In thus testifying, the witness must have been confused as there are no payments “checked off” in the red book after May 5, 1942. Apparently, however, he was by no means certain about what checks he made out after that date for which he had received no money from the plaintiff. In direct examination, after testifying as above, he was asked: “Is there any way that you can remember the date or the time when you finished using up that thousand dollars that is represented in that book?” and he answered: “No, because I haven’t got no record, I never keep any record or anything. I don’t remember just when I finished paying.”

On th'e other hand plaintiff testified in substance that whenever he got a check from defendant to pay a bill, he gave defendant money for the check and that after May 5, 1942 he did not receive from the defendant any money that was deductible from the balance in the book. And the uncontradicted evidence also appears to be that whenever any payment was made before May 5, 1942 from the funds entered in the red book a notation of such payment was made in the book. If plaintiff is to be believed, that course of conduct continued at least as to payments to him, but if defendant’s testimony is accepted, such conduct was varied after May 5, 1942; and, moreover, it was never followed thereafter with reference to payments to plaintiff, although, according to defendant, numerous checks totaling $998.50, almost sufficient to exhaust the balance of $1000, were issued to the plaintiff, or for his benefit, on the credit of the funds in the red book.

The testimony of the defendant in this respect did not impress the trial justice. It did not, in his opinion, overcome the evidence'of the red book itself as to payments. Nor was he impressed by the plaintiff’s testimony that he had paid defendant $300 in 1943, which was not entered in the book and added to the balance of $1000. The trial justice stated in his decision that he was not convinced that defendant had made “a satisfactory explanation showing how this balance was paid” and that the plaintiff was in error about the unrecorded payment of $300, but that he was “satisfied that there is money due this plaintiff.” He further stated: “And it seems to the Court that if these parties faithfully kept this little red book from 1934 to 1942, that the Court has a right to assume that had the defendant given the plaintiff any part of that thousand dollars after May 5, 1942, an entry would have been made in the book.”

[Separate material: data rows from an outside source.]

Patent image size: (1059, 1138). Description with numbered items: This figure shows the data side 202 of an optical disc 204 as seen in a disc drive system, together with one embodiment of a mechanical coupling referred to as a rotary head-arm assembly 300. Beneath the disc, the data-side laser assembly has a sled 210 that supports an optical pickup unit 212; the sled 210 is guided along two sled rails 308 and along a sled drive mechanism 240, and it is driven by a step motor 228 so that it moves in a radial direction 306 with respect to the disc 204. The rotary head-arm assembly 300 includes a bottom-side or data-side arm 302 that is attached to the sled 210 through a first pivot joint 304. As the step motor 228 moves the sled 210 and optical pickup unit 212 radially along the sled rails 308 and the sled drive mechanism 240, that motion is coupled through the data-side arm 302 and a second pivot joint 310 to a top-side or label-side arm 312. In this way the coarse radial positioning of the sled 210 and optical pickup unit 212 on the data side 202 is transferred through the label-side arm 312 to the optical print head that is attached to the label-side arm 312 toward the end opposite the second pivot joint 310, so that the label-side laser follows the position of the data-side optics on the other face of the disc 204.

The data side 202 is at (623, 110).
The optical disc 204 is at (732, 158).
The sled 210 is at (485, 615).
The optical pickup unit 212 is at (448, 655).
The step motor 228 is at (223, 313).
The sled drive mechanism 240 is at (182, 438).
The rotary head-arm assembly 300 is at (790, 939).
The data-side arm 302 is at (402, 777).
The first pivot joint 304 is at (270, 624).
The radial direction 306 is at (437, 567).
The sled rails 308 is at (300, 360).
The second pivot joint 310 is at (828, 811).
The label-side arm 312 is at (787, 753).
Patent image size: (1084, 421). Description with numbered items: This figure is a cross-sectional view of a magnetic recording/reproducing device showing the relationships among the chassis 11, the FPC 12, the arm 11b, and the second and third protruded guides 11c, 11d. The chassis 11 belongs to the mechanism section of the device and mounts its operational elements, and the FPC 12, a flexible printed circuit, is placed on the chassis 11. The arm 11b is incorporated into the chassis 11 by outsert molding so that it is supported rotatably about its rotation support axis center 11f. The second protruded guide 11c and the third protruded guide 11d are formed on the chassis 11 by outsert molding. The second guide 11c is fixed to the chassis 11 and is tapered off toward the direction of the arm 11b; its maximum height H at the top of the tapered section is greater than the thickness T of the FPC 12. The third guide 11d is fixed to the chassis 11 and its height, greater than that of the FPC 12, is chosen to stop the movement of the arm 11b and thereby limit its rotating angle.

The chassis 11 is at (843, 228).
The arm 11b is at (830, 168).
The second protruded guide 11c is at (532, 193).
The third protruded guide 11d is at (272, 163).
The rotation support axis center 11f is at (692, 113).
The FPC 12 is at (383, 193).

Ralph Rotondo, for plaintiff. ■

Dooley, Dunn & Paolino, Thomas J. Paolino, Benedetto A. Cerilli, for defendant.

We have discussed and quoted from the evidence to the above extent not to indicate any opinion as to what the verdict should be, but merely to give some idea of the situation which was presented to the trial justice on plaintiff’s motion for a new trial and to show that he had properly performed his duty under the rule. Apparently he was convinced that the jury’s verdict did not respond to the merits of the controversy and did not do substantial justice between the parties. After carefully reviewing all the evidence, we cannot say that his decision was clearly wrong.

The defendant’s exception is overruled, and the case is remitted to the superior court for a new trial.

Moss, J., did not participate in the decision.